Третьяков сел на земляном полу. Лицо обтянуло за ночь, глаза ввалились, он чувствовал это. Подумал, глядя на кучку золы и пепла от костра: там жар остался, чаю бы согреть. И увидел, как сняло воздухом, повлекло легкий пепел. В двери сарая, распахнутой рывком, стоял боец. Он еще сказать не успел, а Третьяков уже на ощупь искал шапку в соломе.
– Танки!
В дверях замелькали на свету бойцы. Пробегая, Третьяков видел, как Лаврентьев натягивает на мокрое тело гимнастерку: влез в нее до половины, а дальше плечи не проходят, машет руками вслепую.

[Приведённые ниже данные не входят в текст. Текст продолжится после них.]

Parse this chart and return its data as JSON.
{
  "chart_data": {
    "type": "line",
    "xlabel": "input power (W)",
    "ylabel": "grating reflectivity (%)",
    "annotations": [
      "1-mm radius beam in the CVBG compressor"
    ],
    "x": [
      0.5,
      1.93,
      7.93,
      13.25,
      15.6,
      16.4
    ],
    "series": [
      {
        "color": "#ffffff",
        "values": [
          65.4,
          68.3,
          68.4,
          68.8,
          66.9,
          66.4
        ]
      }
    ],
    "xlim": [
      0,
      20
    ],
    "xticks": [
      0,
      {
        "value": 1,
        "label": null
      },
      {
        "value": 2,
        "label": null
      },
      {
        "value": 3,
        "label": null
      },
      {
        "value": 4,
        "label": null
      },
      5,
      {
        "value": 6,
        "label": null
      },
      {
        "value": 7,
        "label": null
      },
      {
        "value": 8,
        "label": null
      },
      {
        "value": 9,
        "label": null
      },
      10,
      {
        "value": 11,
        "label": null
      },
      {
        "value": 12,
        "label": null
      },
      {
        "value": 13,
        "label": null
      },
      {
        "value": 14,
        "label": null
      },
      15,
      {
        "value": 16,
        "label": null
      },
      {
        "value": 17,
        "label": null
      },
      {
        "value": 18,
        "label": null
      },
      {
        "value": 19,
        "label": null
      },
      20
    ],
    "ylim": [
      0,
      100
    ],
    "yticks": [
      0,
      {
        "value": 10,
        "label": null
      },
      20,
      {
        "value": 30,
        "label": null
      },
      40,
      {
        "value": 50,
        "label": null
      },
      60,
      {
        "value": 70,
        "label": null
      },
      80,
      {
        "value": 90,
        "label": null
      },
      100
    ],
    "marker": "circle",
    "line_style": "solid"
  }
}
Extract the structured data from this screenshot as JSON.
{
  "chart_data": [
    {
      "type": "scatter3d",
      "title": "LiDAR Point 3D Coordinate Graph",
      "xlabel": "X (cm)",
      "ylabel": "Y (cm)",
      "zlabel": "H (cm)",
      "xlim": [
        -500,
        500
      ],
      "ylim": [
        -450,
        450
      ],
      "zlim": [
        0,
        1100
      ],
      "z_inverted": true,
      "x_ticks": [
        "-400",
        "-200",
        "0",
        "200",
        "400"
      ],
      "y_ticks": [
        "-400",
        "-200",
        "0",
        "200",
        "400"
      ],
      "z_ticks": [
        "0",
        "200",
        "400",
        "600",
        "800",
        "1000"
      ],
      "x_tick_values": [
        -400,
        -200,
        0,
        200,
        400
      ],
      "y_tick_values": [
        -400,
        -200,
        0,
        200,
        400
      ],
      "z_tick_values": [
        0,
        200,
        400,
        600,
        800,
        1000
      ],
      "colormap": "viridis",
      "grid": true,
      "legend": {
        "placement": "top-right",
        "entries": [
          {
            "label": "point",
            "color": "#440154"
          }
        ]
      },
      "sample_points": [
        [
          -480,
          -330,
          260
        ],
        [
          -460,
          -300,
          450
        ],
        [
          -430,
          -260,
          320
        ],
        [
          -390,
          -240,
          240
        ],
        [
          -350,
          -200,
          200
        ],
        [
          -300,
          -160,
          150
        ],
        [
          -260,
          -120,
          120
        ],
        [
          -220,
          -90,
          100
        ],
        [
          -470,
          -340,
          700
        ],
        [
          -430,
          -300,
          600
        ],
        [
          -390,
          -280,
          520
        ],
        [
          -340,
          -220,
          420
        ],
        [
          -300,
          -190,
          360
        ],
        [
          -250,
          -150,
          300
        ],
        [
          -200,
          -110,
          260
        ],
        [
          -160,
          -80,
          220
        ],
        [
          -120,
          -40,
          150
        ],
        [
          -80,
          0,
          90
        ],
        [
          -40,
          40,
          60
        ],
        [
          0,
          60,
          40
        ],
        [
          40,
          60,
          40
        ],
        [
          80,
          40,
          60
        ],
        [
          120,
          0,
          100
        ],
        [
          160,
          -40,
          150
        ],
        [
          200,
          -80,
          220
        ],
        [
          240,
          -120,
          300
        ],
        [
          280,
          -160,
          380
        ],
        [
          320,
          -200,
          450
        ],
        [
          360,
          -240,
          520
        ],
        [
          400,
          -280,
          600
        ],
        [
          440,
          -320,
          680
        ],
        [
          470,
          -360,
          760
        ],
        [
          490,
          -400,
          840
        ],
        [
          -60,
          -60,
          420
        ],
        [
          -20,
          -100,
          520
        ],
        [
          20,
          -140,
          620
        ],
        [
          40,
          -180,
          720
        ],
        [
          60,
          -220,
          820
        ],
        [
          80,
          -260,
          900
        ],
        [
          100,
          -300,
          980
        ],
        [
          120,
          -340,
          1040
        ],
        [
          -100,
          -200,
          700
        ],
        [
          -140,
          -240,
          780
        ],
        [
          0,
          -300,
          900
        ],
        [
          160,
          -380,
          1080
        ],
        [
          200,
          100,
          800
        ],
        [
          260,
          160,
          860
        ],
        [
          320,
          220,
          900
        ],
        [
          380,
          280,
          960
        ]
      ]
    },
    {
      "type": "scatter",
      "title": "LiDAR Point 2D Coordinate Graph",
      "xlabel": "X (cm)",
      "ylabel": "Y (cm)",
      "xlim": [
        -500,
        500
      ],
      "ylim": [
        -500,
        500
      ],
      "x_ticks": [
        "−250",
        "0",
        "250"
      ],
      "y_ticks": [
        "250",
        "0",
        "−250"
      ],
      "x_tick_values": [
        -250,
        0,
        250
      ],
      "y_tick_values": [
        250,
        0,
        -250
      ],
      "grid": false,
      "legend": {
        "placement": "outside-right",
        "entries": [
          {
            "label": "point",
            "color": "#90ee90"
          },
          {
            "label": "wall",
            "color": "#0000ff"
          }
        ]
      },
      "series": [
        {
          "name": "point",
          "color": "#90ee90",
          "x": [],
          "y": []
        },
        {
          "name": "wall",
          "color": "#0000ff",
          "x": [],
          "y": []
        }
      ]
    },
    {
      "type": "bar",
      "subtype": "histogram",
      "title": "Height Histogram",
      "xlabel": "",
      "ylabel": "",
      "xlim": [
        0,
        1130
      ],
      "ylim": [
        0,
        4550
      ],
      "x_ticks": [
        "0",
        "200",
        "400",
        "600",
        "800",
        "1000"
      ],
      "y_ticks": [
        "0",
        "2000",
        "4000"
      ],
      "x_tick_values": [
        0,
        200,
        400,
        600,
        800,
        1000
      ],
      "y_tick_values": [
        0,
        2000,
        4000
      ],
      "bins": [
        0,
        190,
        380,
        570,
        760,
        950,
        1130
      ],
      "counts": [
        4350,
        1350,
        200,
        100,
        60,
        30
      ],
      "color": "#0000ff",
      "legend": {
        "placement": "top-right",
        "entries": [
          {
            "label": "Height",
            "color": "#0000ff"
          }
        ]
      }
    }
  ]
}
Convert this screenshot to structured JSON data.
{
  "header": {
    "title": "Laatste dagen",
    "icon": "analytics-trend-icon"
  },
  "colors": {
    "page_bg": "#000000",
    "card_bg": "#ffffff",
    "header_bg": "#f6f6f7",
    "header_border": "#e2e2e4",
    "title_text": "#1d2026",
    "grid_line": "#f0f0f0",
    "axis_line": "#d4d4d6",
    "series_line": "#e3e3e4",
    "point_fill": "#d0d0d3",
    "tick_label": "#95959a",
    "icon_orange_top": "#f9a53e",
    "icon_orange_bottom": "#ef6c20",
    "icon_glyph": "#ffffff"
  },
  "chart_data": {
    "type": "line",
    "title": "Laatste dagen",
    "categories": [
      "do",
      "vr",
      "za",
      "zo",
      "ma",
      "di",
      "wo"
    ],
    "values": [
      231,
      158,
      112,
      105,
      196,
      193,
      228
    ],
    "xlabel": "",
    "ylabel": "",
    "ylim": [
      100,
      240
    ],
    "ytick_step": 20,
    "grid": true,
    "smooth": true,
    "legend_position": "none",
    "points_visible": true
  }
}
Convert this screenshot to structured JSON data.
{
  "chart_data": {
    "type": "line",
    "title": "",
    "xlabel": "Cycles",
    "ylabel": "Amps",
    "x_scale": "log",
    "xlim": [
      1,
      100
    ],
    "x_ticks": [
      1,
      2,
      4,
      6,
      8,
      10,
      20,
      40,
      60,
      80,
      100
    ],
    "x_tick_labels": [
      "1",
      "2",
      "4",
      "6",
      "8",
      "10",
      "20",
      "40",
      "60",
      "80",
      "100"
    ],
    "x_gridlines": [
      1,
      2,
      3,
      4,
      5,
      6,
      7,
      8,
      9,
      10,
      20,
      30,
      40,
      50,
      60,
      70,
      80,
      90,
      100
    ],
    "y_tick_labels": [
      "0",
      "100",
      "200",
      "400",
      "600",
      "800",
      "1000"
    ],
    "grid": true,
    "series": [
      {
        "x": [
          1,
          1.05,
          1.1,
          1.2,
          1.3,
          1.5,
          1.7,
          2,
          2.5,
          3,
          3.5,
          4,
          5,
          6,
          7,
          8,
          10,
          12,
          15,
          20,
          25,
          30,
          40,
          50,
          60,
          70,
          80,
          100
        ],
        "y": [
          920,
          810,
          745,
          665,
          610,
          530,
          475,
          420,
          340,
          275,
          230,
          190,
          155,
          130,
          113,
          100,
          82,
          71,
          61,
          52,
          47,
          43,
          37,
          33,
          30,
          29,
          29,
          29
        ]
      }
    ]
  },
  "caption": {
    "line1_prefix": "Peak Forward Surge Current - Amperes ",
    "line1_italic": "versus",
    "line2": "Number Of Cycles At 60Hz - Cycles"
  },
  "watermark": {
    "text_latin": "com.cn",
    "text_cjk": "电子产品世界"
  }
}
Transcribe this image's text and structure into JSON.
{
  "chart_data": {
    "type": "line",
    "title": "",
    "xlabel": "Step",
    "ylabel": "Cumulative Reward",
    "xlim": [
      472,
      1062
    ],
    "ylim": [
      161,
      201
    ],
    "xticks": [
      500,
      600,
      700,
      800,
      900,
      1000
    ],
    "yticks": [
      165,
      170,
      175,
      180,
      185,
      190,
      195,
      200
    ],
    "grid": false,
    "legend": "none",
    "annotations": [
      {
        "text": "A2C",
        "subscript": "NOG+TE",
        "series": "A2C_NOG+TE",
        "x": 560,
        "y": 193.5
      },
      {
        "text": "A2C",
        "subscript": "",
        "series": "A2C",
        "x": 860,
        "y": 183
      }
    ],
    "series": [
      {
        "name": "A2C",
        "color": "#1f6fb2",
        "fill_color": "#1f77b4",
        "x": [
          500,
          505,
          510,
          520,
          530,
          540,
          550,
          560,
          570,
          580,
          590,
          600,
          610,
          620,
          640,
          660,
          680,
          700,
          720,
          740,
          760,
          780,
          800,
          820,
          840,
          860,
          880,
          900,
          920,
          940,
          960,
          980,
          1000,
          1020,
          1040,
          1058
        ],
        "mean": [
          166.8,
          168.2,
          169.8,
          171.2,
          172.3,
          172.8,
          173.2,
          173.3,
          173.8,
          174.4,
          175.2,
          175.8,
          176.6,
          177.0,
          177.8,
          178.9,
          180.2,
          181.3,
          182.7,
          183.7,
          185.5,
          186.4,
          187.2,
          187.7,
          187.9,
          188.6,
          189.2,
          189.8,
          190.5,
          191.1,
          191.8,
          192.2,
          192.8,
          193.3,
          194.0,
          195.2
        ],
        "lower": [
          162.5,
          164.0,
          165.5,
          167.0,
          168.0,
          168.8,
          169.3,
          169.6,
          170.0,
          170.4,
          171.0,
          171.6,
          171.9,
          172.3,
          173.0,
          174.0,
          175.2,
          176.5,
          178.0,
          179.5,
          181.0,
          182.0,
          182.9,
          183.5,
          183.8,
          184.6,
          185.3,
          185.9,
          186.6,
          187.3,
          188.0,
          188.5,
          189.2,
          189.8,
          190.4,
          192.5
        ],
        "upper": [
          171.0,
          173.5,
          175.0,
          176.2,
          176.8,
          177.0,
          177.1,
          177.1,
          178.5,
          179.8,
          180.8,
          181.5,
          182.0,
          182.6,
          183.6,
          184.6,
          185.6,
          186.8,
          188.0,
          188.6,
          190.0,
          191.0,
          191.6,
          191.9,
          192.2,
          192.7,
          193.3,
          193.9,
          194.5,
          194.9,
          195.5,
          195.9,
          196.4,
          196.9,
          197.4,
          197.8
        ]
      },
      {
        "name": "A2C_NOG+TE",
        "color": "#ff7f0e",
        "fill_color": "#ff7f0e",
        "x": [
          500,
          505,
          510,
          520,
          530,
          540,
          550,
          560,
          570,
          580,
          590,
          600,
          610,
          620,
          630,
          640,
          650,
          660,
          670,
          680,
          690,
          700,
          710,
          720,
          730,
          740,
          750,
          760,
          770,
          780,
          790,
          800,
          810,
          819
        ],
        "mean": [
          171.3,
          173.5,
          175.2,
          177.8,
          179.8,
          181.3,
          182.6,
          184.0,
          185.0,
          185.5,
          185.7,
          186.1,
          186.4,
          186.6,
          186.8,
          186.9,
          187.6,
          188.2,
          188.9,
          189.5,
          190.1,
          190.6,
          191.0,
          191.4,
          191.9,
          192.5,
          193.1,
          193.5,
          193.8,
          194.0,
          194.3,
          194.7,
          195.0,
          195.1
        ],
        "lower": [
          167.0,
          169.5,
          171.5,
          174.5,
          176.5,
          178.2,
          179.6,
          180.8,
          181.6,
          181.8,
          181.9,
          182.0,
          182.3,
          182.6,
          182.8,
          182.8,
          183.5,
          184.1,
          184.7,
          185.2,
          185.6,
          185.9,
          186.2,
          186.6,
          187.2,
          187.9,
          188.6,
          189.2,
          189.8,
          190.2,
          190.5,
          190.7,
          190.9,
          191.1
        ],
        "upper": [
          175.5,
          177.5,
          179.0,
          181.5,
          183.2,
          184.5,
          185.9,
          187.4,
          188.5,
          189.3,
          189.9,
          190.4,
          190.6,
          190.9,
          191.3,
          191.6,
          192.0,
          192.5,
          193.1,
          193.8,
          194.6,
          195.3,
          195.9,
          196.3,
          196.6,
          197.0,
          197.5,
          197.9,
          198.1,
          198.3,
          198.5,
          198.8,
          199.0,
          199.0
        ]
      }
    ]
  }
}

Снаружи оглушил железный стрекот. Бежавший впереди боец поскользнулся на мокром снегу, испуганно вставал. И вдруг метнулся в сторону, пригибаясь к земле.
– Куда? – крикнул Третьяков, как кнутом стегнул. – Назад!
Ниже пригнувшись под криком, боец кинулся к орудийным окопам. Там уже топтались расчеты, разворачивали тяжелые орудия, множество напрягшихся ног месило сапогами мокрый снег с грязью.
– Вон! Вон они! – из-за щита указывал рукавицей Паравян и обернул красивое лицо, бледное до желтизны.
Туман невысоко поднялся над землей, в непрозрачном от испарений воздухе было видно метров на сто пятьдесят от орудий. И там, как тени, мокрые деревья означили дорогу: с холма в низину и снова на холм. За этой чертой все сливалось: и серый, осевший за ночь снег, из которого вытаивала земля, и пасмурная, как перед вечером, даль. Третьяков глянул туда, сердце в нем сорвалось, мгновенно ослабли ноги. Возникая за деревьями, двигались по дороге бронетранспортеры; тупые, тяжелые туши их были как сгустки тумана. И сразу, только увидал, слышней, ближе стал рев моторов.
– Один, два, три… – считал Паравян.
Бронетранспортеры выходили во фланг, а с фронта, куда тянулся провод к наблюдательному пункту, было все так же тихо.
– К бою! – закричал Третьяков, обрывая в себе минуту растерянности, и вспрыгнул на бруствер. И от второго орудия эхом отдалось: «… бою!» Там стоял Лаврентьев, рукой попадал в рукав шинели.
Бронетранспортеры все возникали на холме, шли в тумане, смутно перемещаясь за деревьями.
«Семнадцать, восемнадцать, девятнадцать», – считал про себя Паравян.
Звонко била кувалда по металлу: это Насруллаев в одной гимнастерке забивал сошники в мерзлую землю. Он косо взмахивал из-за плеча, ударял и вскрикивал. Расчет ждал за щитом, оглядывались на него. Ствол орудия, нацеленный на дорогу, медленно перемещался.
– Упреждение – один корпус! – сверху сказал наводчику Третьяков, а сам вглядывался, встряхивал головой. Что-то мешало ему, хлопало по щекам. Только тут заметил: как спал в шапке с опущенными наушниками, так и стоит в ней. От нетерпения, чтоб руки занять, снял с головы ушанку, прижав к груди, заворачивал наушники. Стоя с непокрытой головой, смотрел на дорогу, дышал тяжело. Пальцы дрожали, никак не могли завязать тесемки. Он уже видел, знал, каким коротким будет этот бой. Девять снарядов у их орудия, восемь – у второго. А бронетранспортеры все возникали из-за холма. Звон кувалды отсчитывал время. В тот момент, как Насруллаев отбросил кувалду, он махнул шапкой: – Огонь!